Die Hochspannungsdiplomatie zwischen Washington und Kiew hat eine unerwartete Wendung genommen. Nach dem Telefonat von Donald Trump, in dem er eine dreitägige Waffenruhe vorschlug, bestätigte Wolodymyr Selenskyj den Befehl: Die ukrainischen Streitkräfte werden während der Siegesparade in Moskau nicht angreifen. Die Maßnahme zielt auf eine humanitäre Pause ab, lässt aber die militärische Strategie an der Ostfront in der Schwebe.
Die technische Herausforderung einer synchronisierten Waffenruhe 🤖
Die Umsetzung einer 72-stündigen Waffenruhe in einem Konflikt mit FPV-Drohnen und Präzisionsartillerie ist komplex. Die ukrainischen Einheiten sind für die Koordinierung von Angriffen auf digitale Führungssysteme wie Delta und Echtzeit-Kartenanwendungen angewiesen. Die Einstellung der offensiven Operationen erfordert die Deaktivierung automatischer Reaktionsprotokolle und die Neujustierung der Raketenstartfenster. Das Risiko, dass ein technischer Fehler, wie eine autonom fliegende Drohne, die Waffenruhe bricht, ist hoch.

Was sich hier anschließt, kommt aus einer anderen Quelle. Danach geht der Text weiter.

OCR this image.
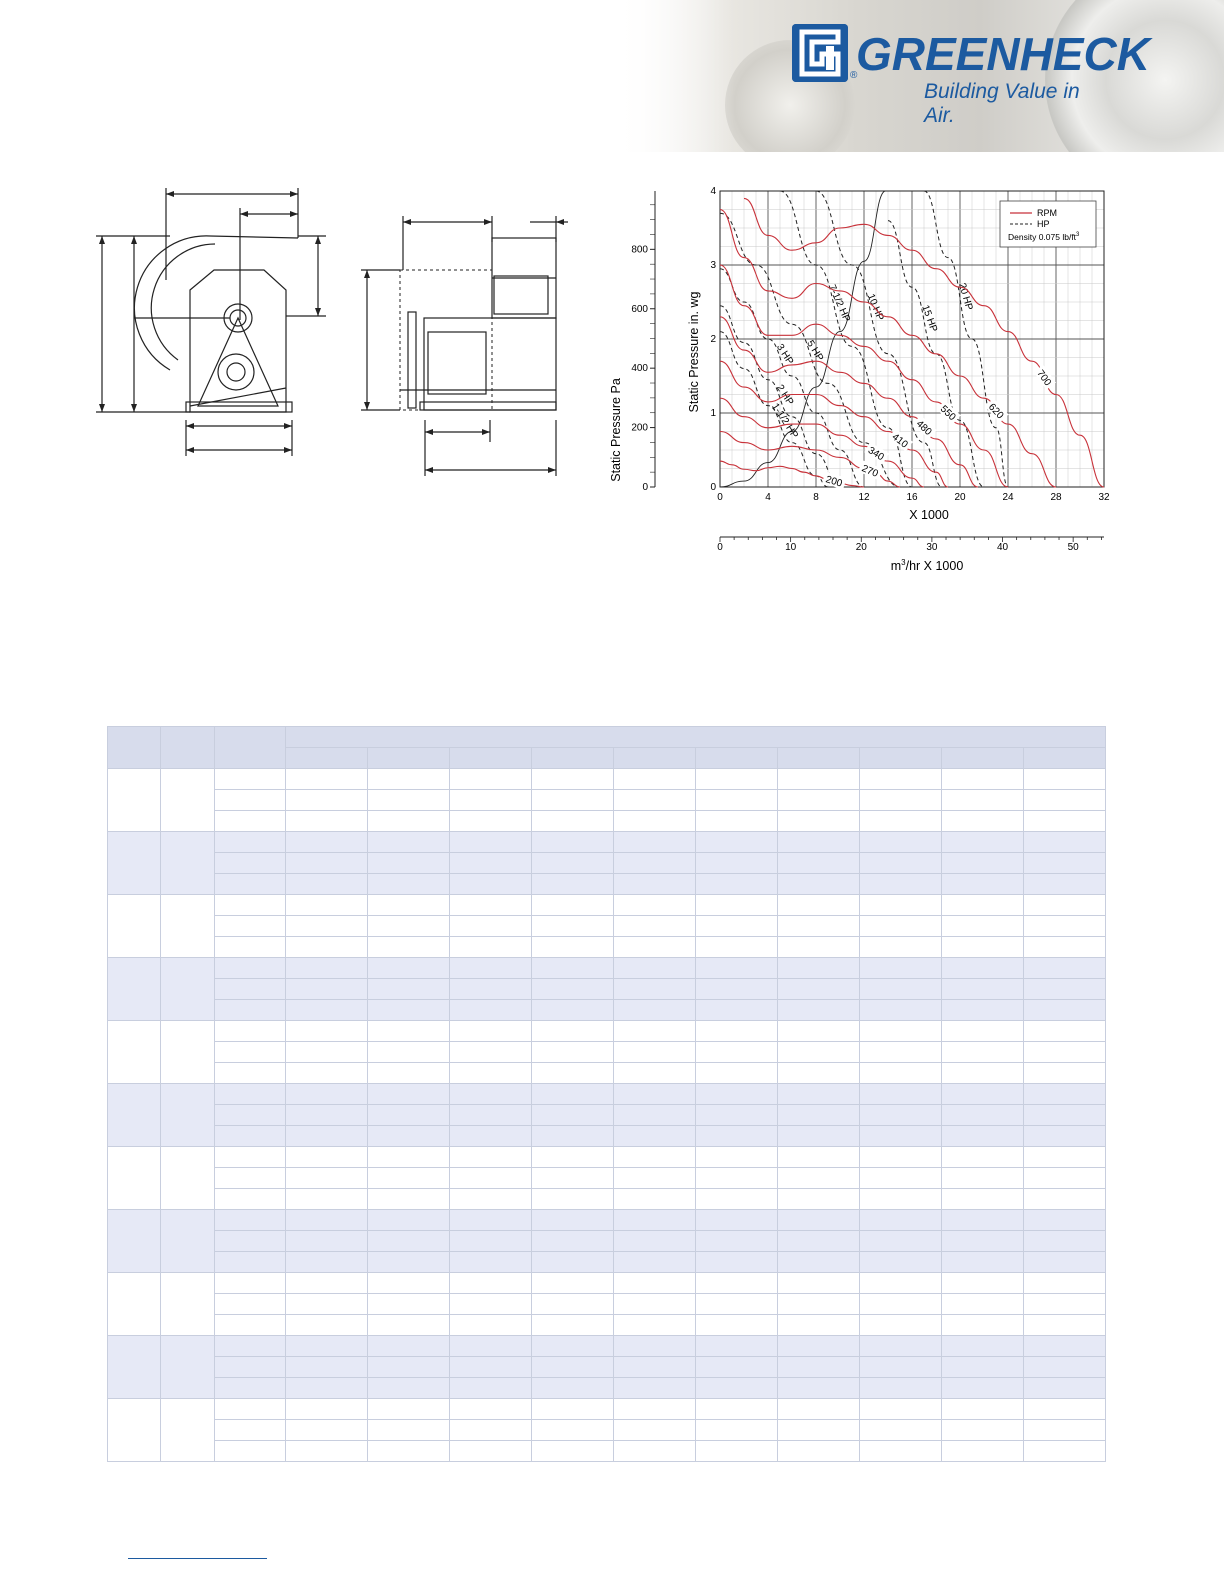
GREENHECK
®
Building Value in Air.
1-1/2 HP
2 HP
3 HP 5 HP
7-1/2 HP 10 HP	15 HP
20 HP
200
270
340
410
480
550	620
700
0	4	8	12	16	20	24	28	32
0
1
2
3
4
0
200
400
600
800
0	10	20	30	40	50
RPM
HP
Density 0.075 $lb/ft^3$
Static Pressure in. wg
Static Pressure Pa
X 1000
$m^3/hr$ X 1000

Die Parade, die den Krieg stoppte (für drei Tage) 🎖️
Also schweigt die Artillerie für ein Wochenende, damit die russischen Panzer ihre Bänder auf dem Roten Platz präsentieren können, ohne Angst vor einem Javelin haben zu müssen. Es ist, als würde man zwei Boxern bitten, eine Pause einzulegen, damit einer von ihnen ein Foto im Ring machen kann. Sie nennen es humanitäre Waffenruhe; manche sehen es als eine Verschnaufpause, damit Moskau seine glänzendsten Spielzeuge aus der Garage holen kann. Zumindest werden die Zivilisten drei Tage Stille haben, bevor der Lärm zurückkehrt.